I want to make my green salad taste like the ones at restaurants. C. Zhao
Depends which restaurant. If you wanted to make a salad like the one I had in a restaurant in Hobart recently, you'd take some old carrots, cut them the day before and add some cold boiled broccoli and some other veg I confused for compost. Completely neglect to dress the veg and charge $15 for it. Or, you could take some very fresh tender leaves such as rocket, endive, chicory and wash them thoroughly in cold water to remove any field dirt. Dry the leaves well in a salad spinner and place them in a large bowl at least three times the volume of the leaves. Mix a vinaigrette in a small bowl or jar. It's a ratio recipe: three parts really good oil (olive, macadamia etc) to one part good acid (red wine vinegar, apple cider vinegar or lemon juice rather than in the Timothy Leary sense). Add salt, a little black pepper and whisk to form an emulsion. Pour your dressing over the leaves and gently massage it in with the tips of your fingers. Many leaves have an oil-soluble coating that is removed by the oil in the dressing. The leaves will wilt within an hour or so, so make sure you dress the salad just before serving.
What is the best potato for roasting? M. Moore
A few weeks back we were discussing crisp roast potatoes. To achieve this, we parboiled the spud to gelatinise or soften the starch. We let the spuds cool a little then we added fat and roasted the potatoes. Some potato varieties are starchier than others and will give you a crisper exterior. Starchy or floury potato varieties include coliban and king edward. All-purpose potatoes that are also suitable for roasting include desiree, kennebec, pontiac, red rascal, royal blue, sebago and spunta. I am most impressed by the wilwash potatoes from Jones Potatoes that can be bought online at jonespotatoes.com.au.

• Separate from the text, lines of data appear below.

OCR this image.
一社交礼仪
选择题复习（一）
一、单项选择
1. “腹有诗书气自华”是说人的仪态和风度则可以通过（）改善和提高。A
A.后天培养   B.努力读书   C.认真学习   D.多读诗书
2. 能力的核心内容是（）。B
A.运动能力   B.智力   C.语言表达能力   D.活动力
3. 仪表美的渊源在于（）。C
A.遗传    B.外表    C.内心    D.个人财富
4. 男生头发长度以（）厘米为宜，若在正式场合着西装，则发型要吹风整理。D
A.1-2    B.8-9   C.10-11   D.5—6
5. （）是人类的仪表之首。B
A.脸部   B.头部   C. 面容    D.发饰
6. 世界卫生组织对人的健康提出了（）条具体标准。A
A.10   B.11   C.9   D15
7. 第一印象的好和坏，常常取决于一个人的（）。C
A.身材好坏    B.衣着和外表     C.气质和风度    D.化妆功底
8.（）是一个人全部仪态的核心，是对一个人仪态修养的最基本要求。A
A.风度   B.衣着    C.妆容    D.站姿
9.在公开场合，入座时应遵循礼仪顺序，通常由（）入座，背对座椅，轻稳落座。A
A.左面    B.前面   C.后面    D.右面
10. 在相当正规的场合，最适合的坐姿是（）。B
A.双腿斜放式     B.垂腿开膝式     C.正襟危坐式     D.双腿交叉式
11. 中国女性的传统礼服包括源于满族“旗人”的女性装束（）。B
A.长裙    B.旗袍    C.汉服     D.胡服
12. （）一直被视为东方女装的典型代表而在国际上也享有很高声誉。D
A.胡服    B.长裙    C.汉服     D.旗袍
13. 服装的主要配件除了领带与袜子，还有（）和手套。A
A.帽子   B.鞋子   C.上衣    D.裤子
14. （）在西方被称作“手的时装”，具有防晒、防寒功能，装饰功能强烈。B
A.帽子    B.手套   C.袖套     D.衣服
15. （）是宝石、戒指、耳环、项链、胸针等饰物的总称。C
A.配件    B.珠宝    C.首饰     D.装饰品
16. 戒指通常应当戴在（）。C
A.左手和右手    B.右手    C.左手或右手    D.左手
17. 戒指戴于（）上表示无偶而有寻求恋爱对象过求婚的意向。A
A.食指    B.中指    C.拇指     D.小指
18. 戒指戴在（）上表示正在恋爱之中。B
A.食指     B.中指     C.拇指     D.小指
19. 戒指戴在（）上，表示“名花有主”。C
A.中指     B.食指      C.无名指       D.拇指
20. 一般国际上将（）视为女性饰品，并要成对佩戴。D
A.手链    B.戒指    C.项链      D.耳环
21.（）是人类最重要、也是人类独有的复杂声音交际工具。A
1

What do I do with feijoas? A. Callahan
My daughters call them bubble gum fruit because of their ridiculously aromatic flesh. These leathery-skinned fruit, originally from South America, are green when ripe and often juiciest as windfalls. They're high in vitamin C, B group vitamins and antioxidants. They ripen in a flush in late autumn-early winter so gardeners will have a sudden glut, passing on shopping bags filled with the fruit to unwitting neighbours. Kiwis (the residents, not flightless birds) are particularly fond of feijoas and a chum from across the Ditch showed me how to cut a feijoa in two by running their thumbnail around the equator of the fruit then twisting the feijoa to reveal two halves. You can scoop out the innards with a spoon and enjoy the sweet, slightly gritty flesh. Peel feijoas and stew them with a little water and sugar over medium heat for 15 minutes or until soft. Peel and place raw fruit in a blender with other fruit to make a smoothie or add the pulp to some ice, lime juice and white rum to make a cocktail. Slice the peeled fruit and mix with chopped apple to make a pie or fruity crumble, substitute for mashed banana in a cake recipe or in place of mango in a chutney.